Another "sky theory" and the one I think is most correct.
Green lies right in the middle of the visible spectrum, and so it makes up many of the "mirage" versions of spectral colors (for instance mirage yellow is, in fact, 50% red and 50% green), and unlike in RGB screens, a mirage blue can also exist in the sky that is 50% green and 50% violet! Because white light from the sun covers a wide spectrum when the atmosphere scatters shorter wavelength light (blue and violet) the atmosphere glows blue.

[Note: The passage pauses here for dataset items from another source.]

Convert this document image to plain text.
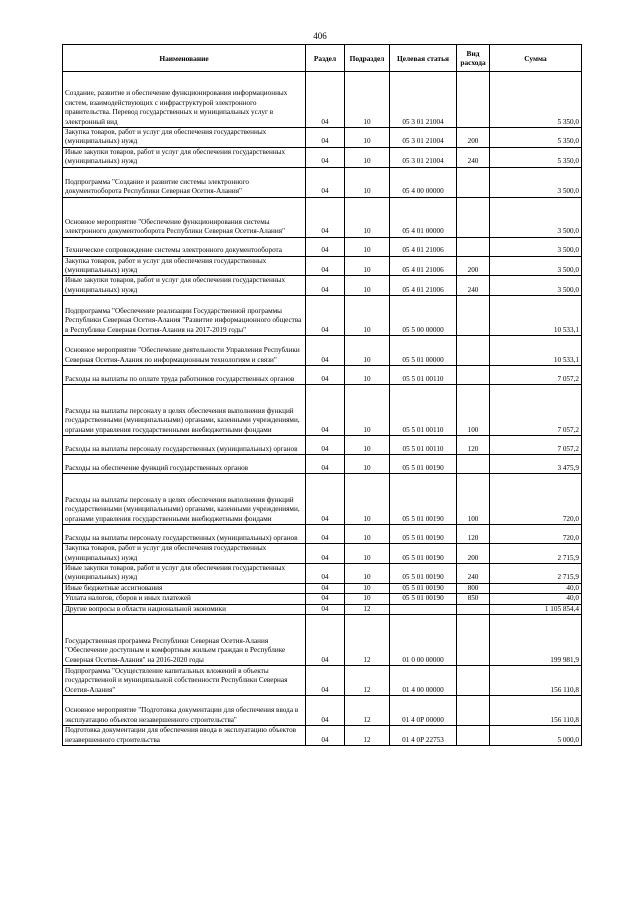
406
Наименование	Раздел	Подраздел	Целевая статья	Вид расхода	Сумма
Создание, развитие и обеспечение функционирования информационных систем, взаимодействующих с инфраструктурой электронного правительства. Перевод государственных и муниципальных услуг в электронный вид	04	10	05 3 01 21004		5 350,0
Закупка товаров, работ и услуг для обеспечения государственных (муниципальных) нужд	04	10	05 3 01 21004	200	5 350,0
Иные закупки товаров, работ и услуг для обеспечения государственных (муниципальных) нужд	04	10	05 3 01 21004	240	5 350,0
Подпрограмма "Создание и развитие системы электронного документооборота Республики Северная Осетия-Алания"	04	10	05 4 00 00000		3 500,0
Основное мероприятие "Обеспечение функционирования системы электронного документооборота Республики Северная Осетия-Алания"	04	10	05 4 01 00000		3 500,0
Техническое сопровождение системы электронного документооборота	04	10	05 4 01 21006		3 500,0
Закупка товаров, работ и услуг для обеспечения государственных (муниципальных) нужд	04	10	05 4 01 21006	200	3 500,0
Иные закупки товаров, работ и услуг для обеспечения государственных (муниципальных) нужд	04	10	05 4 01 21006	240	3 500,0
Подпрограмма "Обеспечение реализации Государственной программы Республики Северная Осетия-Алания "Развитие информационного общества в Республике Северная Осетия-Алания на 2017-2019 годы"	04	10	05 5 00 00000		10 533,1
Основное мероприятие "Обеспечение деятельности Управления Республики Северная Осетия-Алания по информационным технологиям и связи"	04	10	05 5 01 00000		10 533,1
Расходы на выплаты по оплате труда работников государственных органов	04	10	05 5 01 00110		7 057,2
Расходы на выплаты персоналу в целях обеспечения выполнения функций государственными (муниципальными) органами, казенными учреждениями, органами управления государственными внебюджетными фондами	04	10	05 5 01 00110	100	7 057,2
Расходы на выплаты персоналу государственных (муниципальных) органов	04	10	05 5 01 00110	120	7 057,2
Расходы на обеспечение функций государственных органов	04	10	05 5 01 00190		3 475,9
Расходы на выплаты персоналу в целях обеспечения выполнения функций государственными (муниципальными) органами, казенными учреждениями, органами управления государственными внебюджетными фондами	04	10	05 5 01 00190	100	720,0
Расходы на выплаты персоналу государственных (муниципальных) органов	04	10	05 5 01 00190	120	720,0
Закупка товаров, работ и услуг для обеспечения государственных (муниципальных) нужд	04	10	05 5 01 00190	200	2 715,9
Иные закупки товаров, работ и услуг для обеспечения государственных (муниципальных) нужд	04	10	05 5 01 00190	240	2 715,9
Иные бюджетные ассигнования	04	10	05 5 01 00190	800	40,0
Уплата налогов, сборов и иных платежей	04	10	05 5 01 00190	850	40,0
Другие вопросы в области национальной экономики	04	12			1 105 854,4
Государственная программа Республики Северная Осетия-Алания "Обеспечение доступным и комфортным жильем граждан в Республике Северная Осетия-Алания" на 2016-2020 годы	04	12	01 0 00 00000		199 981,9
Подпрограмма "Осуществление капитальных вложений в объекты государственной и муниципальной собственности Республики Северная Осетия-Алания"	04	12	01 4 00 00000		156 110,8
Основное мероприятие "Подготовка документации для обеспечения ввода в эксплуатацию объектов незавершенного строительства"	04	12	01 4 0Р 00000		156 110,8
Подготовка документации для обеспечения ввода в эксплуатацию объектов незавершенного строительства	04	12	01 4 0Р 22753		5 000,0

This scattering makes the sun itself slightly yellow in the sky because if you smear all the blue and violet light across the sky, the remaining light (Red, Yellow, and Green) looks like spectral yellow (Yellow light) and mirage yellow (Red light + Green light). As the sunlight is filtered through more and more of the atmosphere (near sunrise and sunset) the light from the sun is more and more filtered and the remaining light (Red, and Yellow) makes the sun look orange from spectral orange and mirage orange (Red light + Yellow light), then finally almost pure red right as the sun passes the horizon.
Unfortunately green being in the middle of the spectrum hardly ever gets to be it's own color in the sky because it either gets lumped into white when red and green is near same levels, or into either a yellow or cyan mirage color when either blue or red is much lower (depending on the position of the sun and the part of the sky you are looking at). Therefore, the colors of the sky get broadly grouped into blue (sky), yellow (noon sun) and red/orange (sunset sun/sky). This is why most plants have settled on green leaves, because they can absorb direct light from the sun (red) and indirect light from the sky (blue), but also reflect the middle of the spectrum (green) to keep cool.

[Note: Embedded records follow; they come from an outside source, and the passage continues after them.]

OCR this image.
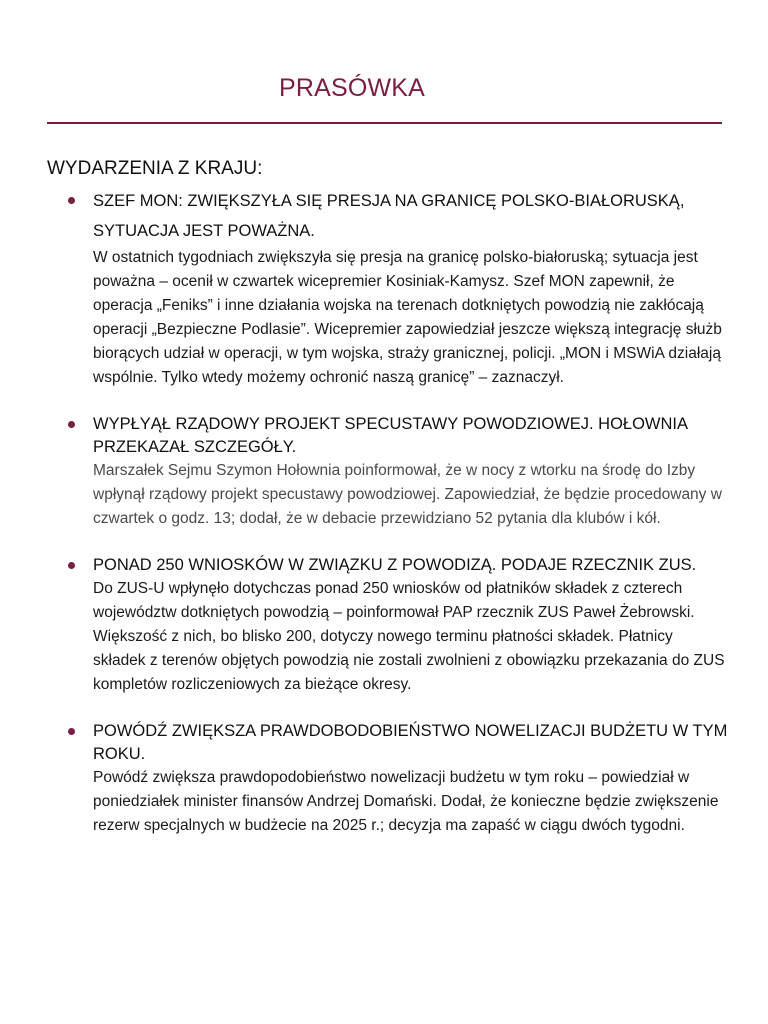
PRASÓWKA
WYDARZENIA Z KRAJU:

SZEF MON: ZWIĘKSZYŁA SIĘ PRESJA NA GRANICĘ POLSKO-BIAŁORUSKĄ, SYTUACJA JEST POWAŻNA.

W ostatnich tygodniach zwiększyła się presja na granicę polsko-białoruską; sytuacja jest poważna – ocenił w czwartek wicepremier Kosiniak-Kamysz. Szef MON zapewnił, że operacja „Feniks” i inne działania wojska na terenach dotkniętych powodzią nie zakłócają operacji „Bezpieczne Podlasie”. Wicepremier zapowiedział jeszcze większą integrację służb biorących udział w operacji, w tym wojska, straży granicznej, policji. „MON i MSWiA działają wspólnie. Tylko wtedy możemy ochronić naszą granicę” – zaznaczył.

WYPŁYĄŁ RZĄDOWY PROJEKT SPECUSTAWY POWODZIOWEJ. HOŁOWNIA PRZEKAZAŁ SZCZEGÓŁY.

Marszałek Sejmu Szymon Hołownia poinformował, że w nocy z wtorku na środę do Izby wpłynął rządowy projekt specustawy powodziowej. Zapowiedział, że będzie procedowany w czwartek o godz. 13; dodał, że w debacie przewidziano 52 pytania dla klubów i kół.

PONAD 250 WNIOSKÓW W ZWIĄZKU Z POWODIZĄ. PODAJE RZECZNIK ZUS.

Do ZUS-U wpłynęło dotychczas ponad 250 wniosków od płatników składek z czterech województw dotkniętych powodzią – poinformował PAP rzecznik ZUS Paweł Żebrowski. Większość z nich, bo blisko 200, dotyczy nowego terminu płatności składek. Płatnicy składek z terenów objętych powodzią nie zostali zwolnieni z obowiązku przekazania do ZUS kompletów rozliczeniowych za bieżące okresy.

POWÓDŹ ZWIĘKSZA PRAWDOBODOBIEŃSTWO NOWELIZACJI BUDŻETU W TYM ROKU.

Powódź zwiększa prawdopodobieństwo nowelizacji budżetu w tym roku – powiedział w poniedziałek minister finansów Andrzej Domański. Dodał, że konieczne będzie zwiększenie rezerw specjalnych w budżecie na 2025 r.; decyzja ma zapaść w ciągu dwóch tygodni.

All this to say that because the cyan and blue parts of the sky are usually present together in a smooth gradient, and so it often just gets lumped together as "blue" for simplicity. *Le sigh.*
We are Just Like Pre-Orange Civilizations
The most interesting part about living in a pre-Cyan point in human history is that we have a pretty close corollary into understanding why "red-heads" are not called "orange-heads."

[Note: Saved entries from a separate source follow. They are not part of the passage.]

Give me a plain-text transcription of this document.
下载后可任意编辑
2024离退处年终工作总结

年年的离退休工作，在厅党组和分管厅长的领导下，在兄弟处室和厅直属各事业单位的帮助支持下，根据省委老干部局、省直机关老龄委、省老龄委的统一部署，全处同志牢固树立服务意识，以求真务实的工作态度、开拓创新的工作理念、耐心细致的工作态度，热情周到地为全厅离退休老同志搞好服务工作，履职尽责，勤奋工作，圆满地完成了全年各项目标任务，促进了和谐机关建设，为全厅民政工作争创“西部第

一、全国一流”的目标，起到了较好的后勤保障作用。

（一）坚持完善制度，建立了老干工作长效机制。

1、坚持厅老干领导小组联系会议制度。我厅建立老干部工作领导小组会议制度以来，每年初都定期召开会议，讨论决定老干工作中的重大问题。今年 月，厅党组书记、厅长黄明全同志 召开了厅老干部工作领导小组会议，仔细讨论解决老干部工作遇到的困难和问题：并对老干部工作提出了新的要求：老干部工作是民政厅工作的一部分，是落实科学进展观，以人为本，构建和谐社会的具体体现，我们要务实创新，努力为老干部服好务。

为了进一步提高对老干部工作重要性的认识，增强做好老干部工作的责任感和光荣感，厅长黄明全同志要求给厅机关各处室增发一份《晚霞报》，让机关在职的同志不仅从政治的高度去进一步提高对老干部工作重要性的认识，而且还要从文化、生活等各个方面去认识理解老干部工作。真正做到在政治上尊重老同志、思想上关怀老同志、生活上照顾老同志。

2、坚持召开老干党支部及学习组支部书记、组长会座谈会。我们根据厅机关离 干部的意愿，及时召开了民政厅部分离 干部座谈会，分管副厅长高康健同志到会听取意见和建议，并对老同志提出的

The RGB/CMYK model gives the proper orders of colors, and puts Cyan on the same level as Red, Yellow, Green, and Blue
Secondary colors
From: https://en.wikipedia.org/wiki/Secondary_color#RGB_and_CMYK
I disagree with the above list of colors calling the color between Blue and Magenta "Violet" in
RGB - it should be "Purple" to indicate it is fundamentally different
than "Violet'. Purple is NOT a mirage version of Violet as mirage
Violet would require a visible color of shorter-wavelength, but spectral Violet
is the limit of human vision, and colors in a violet hue would still require a spectral Violet
light of shorter wavelength; which is NOT present in RGB screens. Fight
me, Wikipedia!
What To Do, What To Do?
Unfortunately, as with the continued use of the Imperial measurement system in the United States, the unrecognized status of Cyan as a distinct different primary color from Blue is probably something we will have to live with. However, we don't have to live in darkness. We can educate our fellow citizens and maybe someday Cyan will finally get the attention it deserves in art classes and elementary schools!
Someday Cyan will get it's day in the sun; even though it has always been right there in front of us in the rainbow.